2015年ノーベル医学生理学賞受賞理由:格差問題解決の科学への期待

今年のノーベル賞は日本の大村智さん、アイルランド生まれのアメリカ人William C. Campbellさん、そして中国人としては初めての受賞者になる屠さんの3人が受賞した。財団からリリースされた受賞理由を解説しておこう。

今回の賞金は、半分が大村智さんとWilliam C. Campbellさんによる円形動物による寄生虫感染症(象皮症と河川盲目症)に対する薬剤アベルメクチンとその誘導体の開発、残りの半分が屠さんにマラリア原虫に対する新しい薬剤アルテミシニンの開発に対して与えられている。

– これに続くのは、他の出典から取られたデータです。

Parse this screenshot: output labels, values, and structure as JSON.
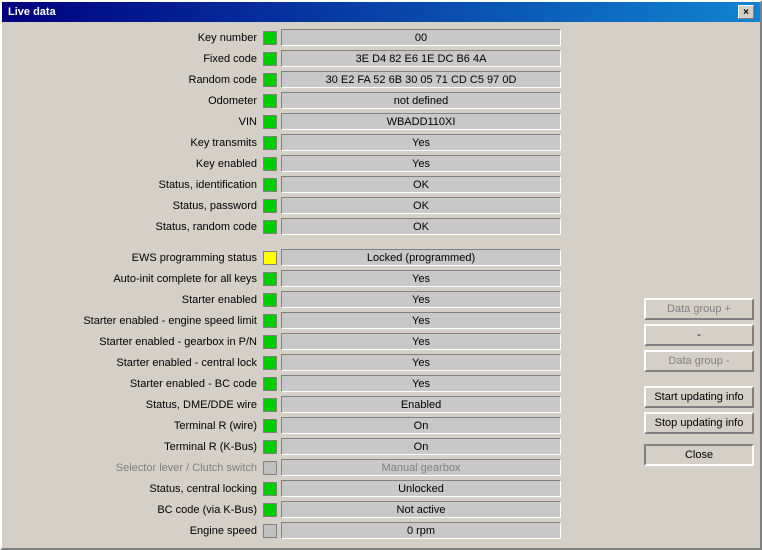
{
  "window": {
    "title": "Live data",
    "close_label": "×"
  },
  "rows": [
    {
      "label": "Key number",
      "indicator": "green",
      "value": "00"
    },
    {
      "label": "Fixed code",
      "indicator": "green",
      "value": "3E D4 82 E6 1E DC B6 4A"
    },
    {
      "label": "Random code",
      "indicator": "green",
      "value": "30 E2 FA 52 6B 30 05 71 CD C5 97 0D"
    },
    {
      "label": "Odometer",
      "indicator": "green",
      "value": "not defined"
    },
    {
      "label": "VIN",
      "indicator": "green",
      "value": "WBADD110XI"
    },
    {
      "label": "Key transmits",
      "indicator": "green",
      "value": "Yes"
    },
    {
      "label": "Key enabled",
      "indicator": "green",
      "value": "Yes"
    },
    {
      "label": "Status, identification",
      "indicator": "green",
      "value": "OK"
    },
    {
      "label": "Status, password",
      "indicator": "green",
      "value": "OK"
    },
    {
      "label": "Status, random code",
      "indicator": "green",
      "value": "OK"
    },
    {
      "separator": true
    },
    {
      "label": "EWS programming status",
      "indicator": "yellow",
      "value": "Locked (programmed)"
    },
    {
      "label": "Auto-init complete for all keys",
      "indicator": "green",
      "value": "Yes"
    },
    {
      "label": "Starter enabled",
      "indicator": "green",
      "value": "Yes"
    },
    {
      "label": "Starter enabled - engine speed limit",
      "indicator": "green",
      "value": "Yes"
    },
    {
      "label": "Starter enabled - gearbox in P/N",
      "indicator": "green",
      "value": "Yes"
    },
    {
      "label": "Starter enabled - central lock",
      "indicator": "green",
      "value": "Yes"
    },
    {
      "label": "Starter enabled - BC code",
      "indicator": "green",
      "value": "Yes"
    },
    {
      "label": "Status, DME/DDE wire",
      "indicator": "green",
      "value": "Enabled"
    },
    {
      "label": "Terminal R (wire)",
      "indicator": "green",
      "value": "On"
    },
    {
      "label": "Terminal R (K-Bus)",
      "indicator": "green",
      "value": "On"
    },
    {
      "label": "Selector lever / Clutch switch",
      "indicator": "gray",
      "value": "Manual gearbox",
      "disabled": true
    },
    {
      "label": "Status, central locking",
      "indicator": "green",
      "value": "Unlocked"
    },
    {
      "label": "BC code (via K-Bus)",
      "indicator": "green",
      "value": "Not active"
    },
    {
      "label": "Engine speed",
      "indicator": "gray",
      "value": "0 rpm"
    }
  ],
  "buttons": {
    "data_group_plus": "Data group +",
    "dash": "-",
    "data_group_minus": "Data group -",
    "start_updating": "Start updating info",
    "stop_updating": "Stop updating info",
    "close": "Close"
  }
}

受賞理由の出だしに、この3人が開発した薬剤が世界のもっとも貧しい人たちを救っていることが強調されている。現在、分子標的薬や抗体薬など高価な薬剤が続々開発され、先進国の医療保健システムが崩壊するのではないかと懸念されている時、科学はその本来の姿に帰るべきではないかと意思表示をしたのではないだろうか。

次に「寄生虫がおこす悲惨な病気」という見出しで、それぞれの薬が効果を持つ病気について解説している。まず未だ世界の三分の一の人たちが寄生虫病に苦しんでいること、中でもフィラリアによるリンパ管炎症からくる象皮病や陰嚢水瘤、オンコセルカによる角膜炎症からくる河川盲目症が一生続く苦しい病気であるかを述べている。次にマラリアについて、もっとも弱い人たちが感染し、年間45万人、特に子供達が命を落としていることを述べ、この業績の意義を強調している。

次に「細菌や植物から新しい抗寄生虫薬の開発」という見出しで、それぞれの開発研究について述べている。まず大村さんが、ワックスマンがストレプトマイシンを発見しノーベル賞に輝いたストレプトマイセスに注目し、土壌からの培養方法を開発したこと、その中から50種類の系統を分離して抗生活性を調べられるようにしたこと、そして寄生虫の専門家キャンベルさんがその中からアベルメクチンを抽出した経過を述べている。この説明に使われた図が意味深だ。ゴルフ場近くの土壌から分離したとはいえ、日本を象徴する富士を見上げるゴルフコースとゴルフボールのある地上に対し、その地下深くに存在するストレプトマイセスを対照させて、(深読みかもしれないが)、格差問題を象徴し、それを解決する科学への期待を表明しているように思える。最後に、アベルメクチンが人間から家畜まで多くの寄生虫の特効薬として広く使われていることを述べている。

次に中国屠さんの業績に移って、まだ中国が貧困に喘いでいる時、中国の漢方に基づいてマラリア薬開発に乗り出し、Artemisia annuaオウカコウにその作用があることを発見、その後古い漢方の医学書を参考にしながらアルテミシニンの開発に成功したこと、そしてこの薬剤がクロロキンやキニーネと比べ格段に優れた薬効を示したことを述べている。

いずれの薬剤も、生物から抽出することが重要で、実際構造式を見ると、人間の頭ではなかなか考え出せない構造だ。

そして「アベルメクチンとアルテミシニンは世界の健康に貢献する」という見出しで、アルベミクチンとその誘導体イベルメクチンが寄生虫の特効薬として世界のもっとも貧しい地域で人々を救っていること、そしてアルテミシニンの開発によりマラリアの死亡率が20%以上改善され、特に児童の健康に役立っていることを強調して終わっている。

もともと大村さんはガードナー賞、屠さんはラスカー賞を受けており、当然の受賞と言っていい。最近サイエンスやネーチャーといったトップジャーナルも、格差問題のための科学を後押しする姿勢を見せている。このような中で、今回のノーベル賞も同じメッセージを世界に発信することに成功したと思う。経済学賞もこれに続くのか、興味がある。